Abhängig davon, woher Sie Ihre Nachrichten beziehen, haben Sie vielleicht schon gehört, dass „fett, aber fit“ nichts weiter als ein großer, fetter Mythos ist – oder, anders ausgedrückt, dass es so etwas wie fett und fit nicht gibt.
Sensationsschlagzeilen wie diese sind dazu gedacht, Ihre Aufmerksamkeit zu erregen, und davon gab es in letzter Zeit dank einer neuen Studie der Universität Birmingham in England eine ganze Menge. Seit die Forscher ihre Ergebnisse auf dem European Congress on Obesity im Mai bekannt gegeben haben – wohlgemerkt nicht in einer Fachzeitschrift veröffentlicht, sondern auf dem Europäischen Kongress für Fettleibigkeit -, überschlagen sich die Medien auf der ganzen Welt, um der jahrzehntealten Debatte über „dick, aber fit“ ein Ende zu setzen. Das letzte Wort haben die meisten von ihnen und auch die Studienautoren selbst: Gesunde Fettleibigkeit ist nicht möglich. (Eine Behauptung, die besonders beunruhigend ist, wenn man bedenkt, dass nach jüngsten Erkenntnissen mehr als 10 Prozent der Weltbevölkerung als fettleibig gelten.)

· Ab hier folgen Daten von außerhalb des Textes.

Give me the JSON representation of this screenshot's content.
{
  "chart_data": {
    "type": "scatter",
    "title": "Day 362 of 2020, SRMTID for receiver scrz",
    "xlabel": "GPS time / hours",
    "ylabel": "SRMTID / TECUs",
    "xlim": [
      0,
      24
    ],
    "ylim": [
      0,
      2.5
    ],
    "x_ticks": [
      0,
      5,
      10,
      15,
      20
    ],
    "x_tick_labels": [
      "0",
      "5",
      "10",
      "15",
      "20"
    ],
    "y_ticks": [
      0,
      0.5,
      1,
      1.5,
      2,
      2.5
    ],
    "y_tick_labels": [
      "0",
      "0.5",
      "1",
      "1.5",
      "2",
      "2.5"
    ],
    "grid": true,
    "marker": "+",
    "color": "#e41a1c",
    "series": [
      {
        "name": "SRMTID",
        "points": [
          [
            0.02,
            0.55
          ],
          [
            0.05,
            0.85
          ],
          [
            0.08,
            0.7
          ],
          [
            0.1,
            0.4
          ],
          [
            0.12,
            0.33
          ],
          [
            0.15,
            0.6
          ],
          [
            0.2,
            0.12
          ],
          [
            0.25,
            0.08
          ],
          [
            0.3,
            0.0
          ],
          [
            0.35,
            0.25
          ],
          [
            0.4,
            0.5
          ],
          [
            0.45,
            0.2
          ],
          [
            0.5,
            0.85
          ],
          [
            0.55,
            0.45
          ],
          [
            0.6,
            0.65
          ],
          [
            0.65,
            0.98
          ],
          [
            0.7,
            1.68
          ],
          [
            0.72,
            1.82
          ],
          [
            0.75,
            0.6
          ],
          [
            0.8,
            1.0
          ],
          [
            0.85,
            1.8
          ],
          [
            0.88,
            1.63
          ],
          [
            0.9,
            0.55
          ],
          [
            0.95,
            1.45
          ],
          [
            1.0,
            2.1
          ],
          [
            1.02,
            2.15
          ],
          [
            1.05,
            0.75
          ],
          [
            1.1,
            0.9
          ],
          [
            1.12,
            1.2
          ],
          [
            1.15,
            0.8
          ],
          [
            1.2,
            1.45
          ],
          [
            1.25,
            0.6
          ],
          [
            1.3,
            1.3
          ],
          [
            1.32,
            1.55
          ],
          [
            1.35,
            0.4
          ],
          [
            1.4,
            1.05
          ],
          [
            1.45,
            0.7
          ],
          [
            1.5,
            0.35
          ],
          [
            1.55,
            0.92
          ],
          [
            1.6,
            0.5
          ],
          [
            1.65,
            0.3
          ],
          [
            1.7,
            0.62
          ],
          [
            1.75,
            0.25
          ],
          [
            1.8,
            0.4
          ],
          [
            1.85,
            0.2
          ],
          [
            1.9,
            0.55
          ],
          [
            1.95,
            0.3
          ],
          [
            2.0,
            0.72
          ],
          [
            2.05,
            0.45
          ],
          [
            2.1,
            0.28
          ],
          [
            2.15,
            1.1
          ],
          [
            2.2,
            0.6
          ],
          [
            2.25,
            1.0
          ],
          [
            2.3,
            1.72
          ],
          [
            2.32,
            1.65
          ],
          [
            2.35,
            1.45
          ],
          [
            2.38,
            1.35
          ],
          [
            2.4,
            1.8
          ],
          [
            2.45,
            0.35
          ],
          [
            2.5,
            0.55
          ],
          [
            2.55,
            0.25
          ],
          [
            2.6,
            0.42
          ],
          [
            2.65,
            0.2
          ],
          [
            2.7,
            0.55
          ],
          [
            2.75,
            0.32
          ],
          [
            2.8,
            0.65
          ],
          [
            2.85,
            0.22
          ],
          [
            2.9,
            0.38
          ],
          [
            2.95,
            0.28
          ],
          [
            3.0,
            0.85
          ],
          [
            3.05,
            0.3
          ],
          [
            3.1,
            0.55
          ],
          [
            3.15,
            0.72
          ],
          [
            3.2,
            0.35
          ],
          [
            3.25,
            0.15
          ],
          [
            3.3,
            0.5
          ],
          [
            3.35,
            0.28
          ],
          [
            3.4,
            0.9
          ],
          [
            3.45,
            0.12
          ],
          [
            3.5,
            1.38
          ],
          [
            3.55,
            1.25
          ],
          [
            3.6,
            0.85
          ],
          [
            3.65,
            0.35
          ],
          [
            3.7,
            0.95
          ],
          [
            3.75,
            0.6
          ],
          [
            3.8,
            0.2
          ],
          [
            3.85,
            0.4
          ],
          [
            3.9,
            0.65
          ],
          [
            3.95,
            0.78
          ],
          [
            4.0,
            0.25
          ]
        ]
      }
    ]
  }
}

Fairerweise war die Studie ziemlich vernichtend. Sie untersuchte die Gesundheitsdaten von 3,5 Millionen Erwachsenen über einen Zeitraum von 10 Jahren und ist damit die bisher größte Untersuchung über „gesunde Fettleibigkeit“. Die Forscher fanden heraus, dass Personen, die als fettleibig galten, aber metabolisch gesund waren (d. h. normale Blutdruck- und Cholesterinwerte hatten und nicht an Diabetes litten), dennoch ein um 49 % höheres Risiko hatten, an einer Herzkrankheit zu erkranken, ein um 7 % höheres Risiko, einen Schlaganfall zu erleiden, und ein um 96 % höheres Risiko, eine Herzinsuffizienz zu erleiden, als gesunde Menschen mit normalem Gewicht.

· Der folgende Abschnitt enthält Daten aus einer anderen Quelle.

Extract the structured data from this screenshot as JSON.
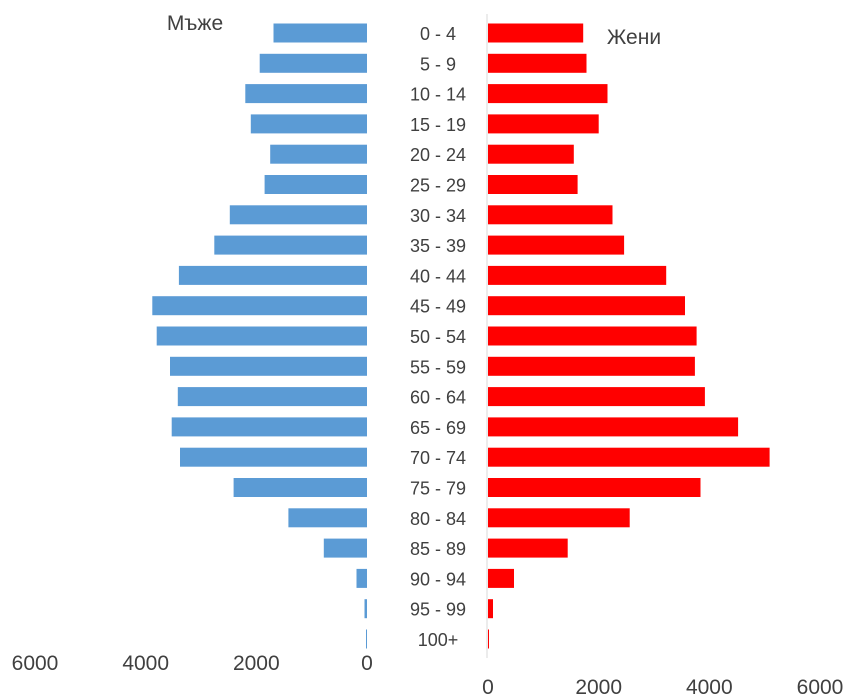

Es ist schwer, gegen diese Ergebnisse zu argumentieren, aber ich werde es trotzdem tun. Oder besser gesagt, ich werde allen widersprechen, die daraus schließen, dass man nicht fett und fit sein kann, denn das ist absurd. Und die Studie stützt diese Schlussfolgerung sowieso nicht.

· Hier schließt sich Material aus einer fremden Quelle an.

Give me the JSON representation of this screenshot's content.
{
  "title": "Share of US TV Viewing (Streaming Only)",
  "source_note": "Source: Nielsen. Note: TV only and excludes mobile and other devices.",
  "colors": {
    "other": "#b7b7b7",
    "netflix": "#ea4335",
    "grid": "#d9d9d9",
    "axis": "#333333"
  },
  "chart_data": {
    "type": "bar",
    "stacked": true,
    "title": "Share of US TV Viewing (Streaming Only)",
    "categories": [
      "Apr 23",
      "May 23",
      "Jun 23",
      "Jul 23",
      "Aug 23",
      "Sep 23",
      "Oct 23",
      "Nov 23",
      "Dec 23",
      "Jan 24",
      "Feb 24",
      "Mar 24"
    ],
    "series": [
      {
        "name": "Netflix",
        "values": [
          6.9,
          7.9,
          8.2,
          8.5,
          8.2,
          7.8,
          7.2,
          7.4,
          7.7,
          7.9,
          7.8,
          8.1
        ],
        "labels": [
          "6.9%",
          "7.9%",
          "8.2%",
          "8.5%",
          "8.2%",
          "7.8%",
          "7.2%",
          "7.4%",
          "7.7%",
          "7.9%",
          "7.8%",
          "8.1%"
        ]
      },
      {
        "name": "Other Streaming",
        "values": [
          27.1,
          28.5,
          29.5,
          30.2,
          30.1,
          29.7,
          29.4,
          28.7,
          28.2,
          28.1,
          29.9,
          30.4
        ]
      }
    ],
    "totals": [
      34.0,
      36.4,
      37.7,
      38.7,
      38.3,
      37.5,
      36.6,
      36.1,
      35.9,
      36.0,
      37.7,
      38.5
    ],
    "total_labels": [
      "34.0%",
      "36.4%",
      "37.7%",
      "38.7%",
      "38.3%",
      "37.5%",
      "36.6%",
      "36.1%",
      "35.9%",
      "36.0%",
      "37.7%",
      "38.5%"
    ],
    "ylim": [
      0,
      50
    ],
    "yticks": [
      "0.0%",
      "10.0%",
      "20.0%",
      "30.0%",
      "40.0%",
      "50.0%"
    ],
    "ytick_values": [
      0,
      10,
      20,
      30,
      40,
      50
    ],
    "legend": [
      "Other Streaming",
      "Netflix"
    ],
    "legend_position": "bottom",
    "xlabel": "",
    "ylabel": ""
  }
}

Bevor ich erkläre, warum, möchte ich klären, was es bedeutet, fit zu sein. Ein anderer Autor auf dieser Seite definiert Fitness als „dem Tod entkommen“, und ich denke, das ist eine ziemlich gute Definition. Sicher, es ist schön, eine schlanke Taille, schnelle Füße und Muskeln zu haben, die die Grenzen der Hemdsärmel ausdehnen. Es ist auch schön, das Anderthalbfache des eigenen Körpergewichts zu stemmen, eine Meile in weniger als acht Minuten zu laufen und eine Reihe anderer lächerlicher Tests zu bestehen, die von Gesundheitsmagazinen oft als Maßstab für Fitness angepriesen werden.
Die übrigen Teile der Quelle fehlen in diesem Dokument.